4. Because the vast majority of murderers have a history of felony violence convictions and people under 25 make up such a lage percentage of murderers, I would sentence violent criminals to 20 years for the first offense, no matter the age. BUT (this is a big but.) change the way the prison works. Instead of just locking people into giant concrete warehouses like we do now, assign the young men 12 to 25 to prisoner brigades that live in the rough out in the deserts of Arizona or Utah. Work them hard everyday. Subject them to something similar to the harsh military life of the late 18th/early 19th century. After a few years, after the inclination to bad behavior is worked out of them, train them in more skilled jobs, such as forestry, soldiering, and construction. After 20 years, or longer if their sentence is for more than 20 years, they will will be set free, and with a good recommendation, maybe, they can stay in the prisoner brigades as cadre instead of as prisoners. And even those who do not stay in the prisoner brigades and return to freedom will be older than the prime age for committing murder.
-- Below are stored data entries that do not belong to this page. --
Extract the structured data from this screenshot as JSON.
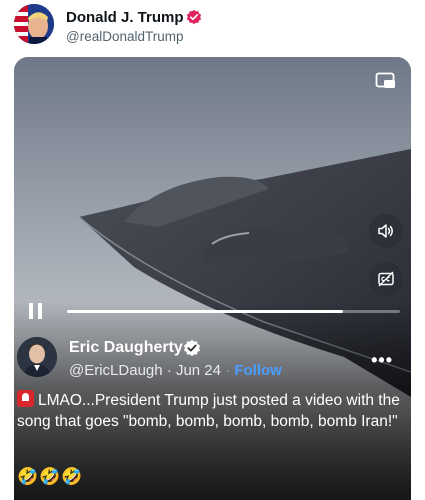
{
  "author": {
    "name": "Donald J. Trump",
    "handle": "@realDonaldTrump",
    "verified_color": "#f0424f"
  },
  "video": {
    "progress": 0.83,
    "state": "playing",
    "controls": [
      "pip-icon",
      "volume-icon",
      "captions-icon",
      "pause-icon"
    ]
  },
  "quote": {
    "name": "Eric Daugherty",
    "handle": "@EricLDaugh",
    "separator": "·",
    "date": "Jun 24",
    "separator2": "·",
    "follow_label": "Follow",
    "more_label": "•••",
    "text": "LMAO...President Trump just posted a video with the song that goes \"bomb, bomb, bomb, bomb, bomb Iran!\"",
    "emoji": "🤣🤣🤣",
    "verified_color": "#ffffff"
  },
  "colors": {
    "accent": "#4a9eff",
    "sky_top": "#7f8896",
    "sky_bottom": "#c2c5ca"
  }
}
6. Boys and girls distract each other and change their behavior to show off for each other which lowers academic performance. Also, boys and girls, on average, have different academic strengths that are displayed in divergent patters of academic success , with boys on the losing end. Therefore, to keep boys from feeling humiliated in front of girls, which is a factor in school mass shootings, I would make all K-12 schools single-sex.
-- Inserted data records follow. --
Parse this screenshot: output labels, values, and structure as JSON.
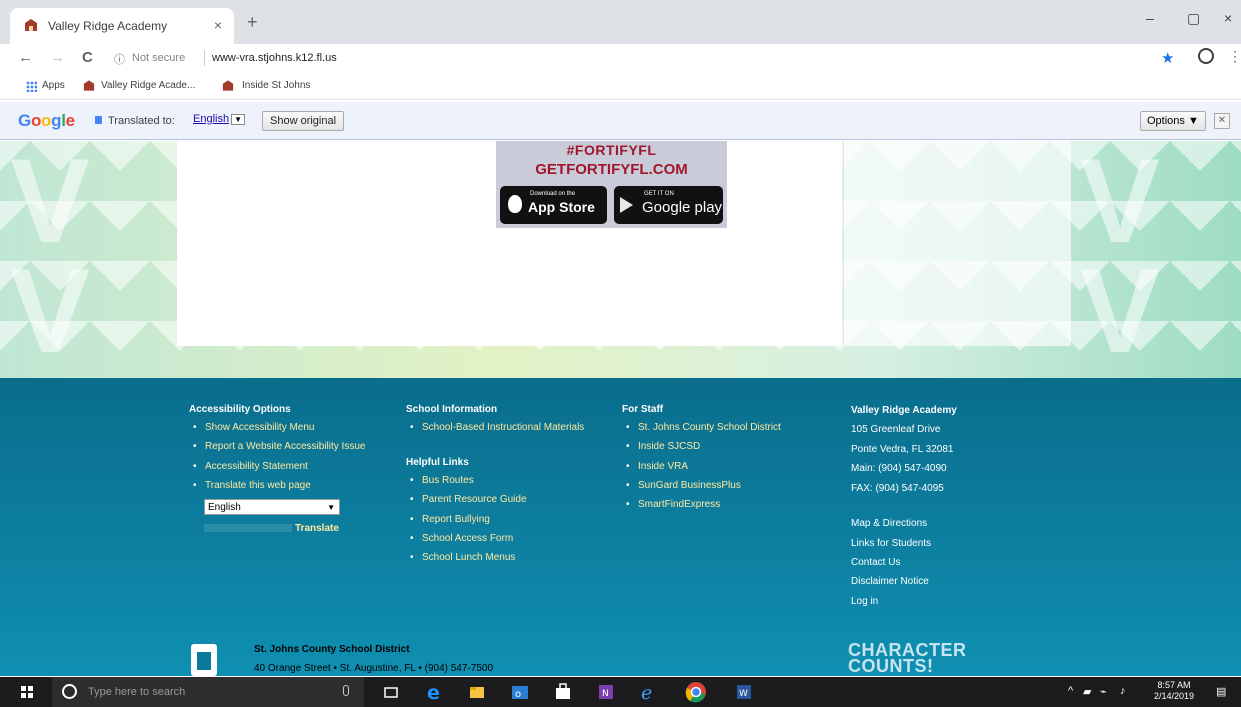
{
  "browser": {
    "tab_title": "Valley Ridge Academy",
    "tab_close": "×",
    "new_tab": "+",
    "security_label": "Not secure",
    "url": "www-vra.stjohns.k12.fl.us",
    "minimize": "–",
    "maximize": "▢",
    "close": "×",
    "menu": "⋮",
    "back": "←",
    "forward": "→",
    "reload": "C",
    "bookmarks": {
      "apps": "Apps",
      "item1": "Valley Ridge Acade...",
      "item2": "Inside St Johns"
    }
  },
  "translate_bar": {
    "google_letters": [
      "G",
      "o",
      "o",
      "g",
      "l",
      "e"
    ],
    "translated_to": "Translated to:",
    "language": "English",
    "show_original": "Show original",
    "options": "Options ▼",
    "close": "✕"
  },
  "promo": {
    "line1": "#FORTIFYFL",
    "line2": "GETFORTIFYFL.COM",
    "appstore_small": "Download on the",
    "appstore_big": "App Store",
    "googleplay_small": "GET IT ON",
    "googleplay_big": "Google play"
  },
  "footer": {
    "accessibility": {
      "heading": "Accessibility Options",
      "links": [
        "Show Accessibility Menu",
        "Report a Website Accessibility Issue",
        "Accessibility Statement",
        "Translate this web page"
      ],
      "dropdown_value": "English",
      "translate_link": "Translate"
    },
    "school_info": {
      "heading": "School Information",
      "links": [
        "School-Based Instructional Materials"
      ]
    },
    "helpful": {
      "heading": "Helpful Links",
      "links": [
        "Bus Routes",
        "Parent Resource Guide",
        "Report Bullying",
        "School Access Form",
        "School Lunch Menus"
      ]
    },
    "staff": {
      "heading": "For Staff",
      "links": [
        "St. Johns County School District",
        "Inside SJCSD",
        "Inside VRA",
        "SunGard BusinessPlus",
        "SmartFindExpress"
      ]
    },
    "school": {
      "name": "Valley Ridge Academy",
      "address1": "105 Greenleaf Drive",
      "address2": "Ponte Vedra, FL 32081",
      "main": "Main: (904) 547-4090",
      "fax": "FAX: (904) 547-4095",
      "links": [
        "Map & Directions",
        "Links for Students",
        "Contact Us",
        "Disclaimer Notice",
        "Log in"
      ]
    },
    "district": {
      "name": "St. Johns County School District",
      "address": "40 Orange Street  •  St. Augustine, FL  •  (904) 547-7500"
    },
    "character_counts": [
      "CHARACTER",
      "COUNTS!"
    ]
  },
  "taskbar": {
    "search_placeholder": "Type here to search",
    "time": "8:57 AM",
    "date": "2/14/2019"
  }
}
7. Because an armed society is a polite society, follow the example of Kennesaw, Georgia and require every head of household to be armed. Actually, I am joking about this, kind of. It makes me wonder, why is Kennesaw so much safer than Detroit when the gun ownership rate in Kennsaw if much much higher in than in Detroit? I don't think it's because of guns. I think its because of the cultural differences between those places.

8. Though the evidence linking mental illness to violent crime is sketchy the link between mental illness and suicide is well established. Expedite hearings for temporary removal of firearms from people for mental health reasons, that they are a danger to themselves or others. But I would want them represented by a court appointed lawyer if they can't afford their own, and be able to require the government to prove within a reasonable amount of time (48 hours to a week) that they are not okay in the head. I would want that decsion made by a jury, not by judges and psychologists. And I'd require the government to prove again the danger from the person possessing guns every thirty days or return them to the owner.

These changes won't stop all homicides but it might stop a lot of them.

2 comments:

Gretchen Joanna said...

I appreciate your giving us the straight story about the different guns and the crime and mortality statistics. And I like your ideas about boys and education. I agree about single-sex schools.

One thing I wonder, if there were a requirement that guns be kept in a safe, wouldn't the enforcement of it necessitate more invasion of privacy, and maybe even unannounced visits by the gun-checkers to catch you when the gun was not in the right place?

Matt said...

Well, I think like California's current safe law, it would only be enforced after someone who doesn't own the guns takes them and does something evil. All the law will do is prompt the more responsible gun owners to keep their guns locked up. It won't do a thing for the irresponsible.